A wiecie co wam powiem, ja też nie zawsze mam saszetki w domu. Jedna kosztuje około 3 zł, więc zaopatrzam się w nie wtedy jak faktycznie mamy cały dzień poza domem, np. jak do teściów jedziemy. A tak to przesypuje do małej butelki albo do słoiczka po deserku. Kilka tych najmniejszych słoiczków sobie zostawiłam właśnie po to, żeby jak gdzieś na dłużej wybywamy wsypać mleko czy herbatkę a nie taszczyć całe duże opakowania.

a ja miałam specjalne pojemniczki do przechowywania mieszanki mlecznej
kupiłam je w Pepco trzy nie kosztowały dużo a się sprawdziły
były małe, szczelne
teraz w nim nosimy przekąski na spacerki

no ja wlasniw takie pojemniczki mam; ) i zaplacilam za nie grosze a spisuja się rewelacyjnie ; )
Na początku przechowywalam w nich odciagniete mleczko, teraz mieszankę a później może tak jak Ty Basu będę w nich nosić jakieś owoce czy chrupki ; )

ale takie małe słoiczki też się dobrze sprawdzają, u nas pojemniczków nie ma niestety ale za to ja sobie odsypuje mleko, herbatę, a nawet jeden słoiczke mam co odsypuję proszek dla niemowląt jakby na wizycie zdarzył się cięższy wypadek;). Młodej np płatki i kaszki przesypuję do zwykłych pojemników na żywność kupiłam sobie takie najmniejsze i akurat są na 2 dni.
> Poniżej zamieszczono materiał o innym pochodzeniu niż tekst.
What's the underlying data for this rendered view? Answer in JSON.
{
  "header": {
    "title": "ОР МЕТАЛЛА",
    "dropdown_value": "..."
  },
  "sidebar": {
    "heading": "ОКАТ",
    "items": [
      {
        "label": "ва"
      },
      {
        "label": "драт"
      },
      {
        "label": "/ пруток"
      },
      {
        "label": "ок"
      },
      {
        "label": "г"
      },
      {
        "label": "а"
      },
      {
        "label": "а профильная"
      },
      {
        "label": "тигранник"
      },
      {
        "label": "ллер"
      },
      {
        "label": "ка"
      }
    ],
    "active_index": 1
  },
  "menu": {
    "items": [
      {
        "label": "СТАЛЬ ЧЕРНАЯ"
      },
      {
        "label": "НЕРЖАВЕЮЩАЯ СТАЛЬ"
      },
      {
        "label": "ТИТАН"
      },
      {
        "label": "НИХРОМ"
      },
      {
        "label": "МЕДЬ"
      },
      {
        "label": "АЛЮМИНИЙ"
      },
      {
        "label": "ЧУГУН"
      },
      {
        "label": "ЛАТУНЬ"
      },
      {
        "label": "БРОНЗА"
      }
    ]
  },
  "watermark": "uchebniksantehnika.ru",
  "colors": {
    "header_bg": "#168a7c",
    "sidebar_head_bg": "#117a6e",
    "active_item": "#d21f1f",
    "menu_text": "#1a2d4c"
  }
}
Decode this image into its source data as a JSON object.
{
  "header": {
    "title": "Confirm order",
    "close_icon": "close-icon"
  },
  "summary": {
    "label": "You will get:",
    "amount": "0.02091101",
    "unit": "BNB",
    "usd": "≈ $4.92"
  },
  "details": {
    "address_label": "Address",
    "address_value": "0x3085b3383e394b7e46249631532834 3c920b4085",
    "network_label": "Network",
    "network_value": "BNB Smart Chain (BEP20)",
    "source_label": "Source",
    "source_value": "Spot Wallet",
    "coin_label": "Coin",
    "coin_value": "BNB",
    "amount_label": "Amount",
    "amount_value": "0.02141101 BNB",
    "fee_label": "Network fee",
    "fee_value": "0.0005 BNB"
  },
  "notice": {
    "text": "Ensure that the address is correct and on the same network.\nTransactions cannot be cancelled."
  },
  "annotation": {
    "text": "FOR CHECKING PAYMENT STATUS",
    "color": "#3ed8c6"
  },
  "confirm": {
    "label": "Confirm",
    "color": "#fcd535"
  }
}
Ja znowu takie małe pojemniczki to w tych sklepach typu “wszystko po 4 zł” kupiłam ale mała się nimi bawiła i teraz się same otwierają;)

Ja przed wyjściem z domu gdy mała była mniejsza zabierałam termos z letnią wodą , butelkę i oczywiście mleczko . Przygotowanie mleczka na dworze nie sprawiało większych trudności . Dziś gdy mała jest większa pije mleczko przed wyjściem z domu a na dwór zabieramy ze sobą soczek chociaż mała rzadko kiedy na dworze jest spragniona.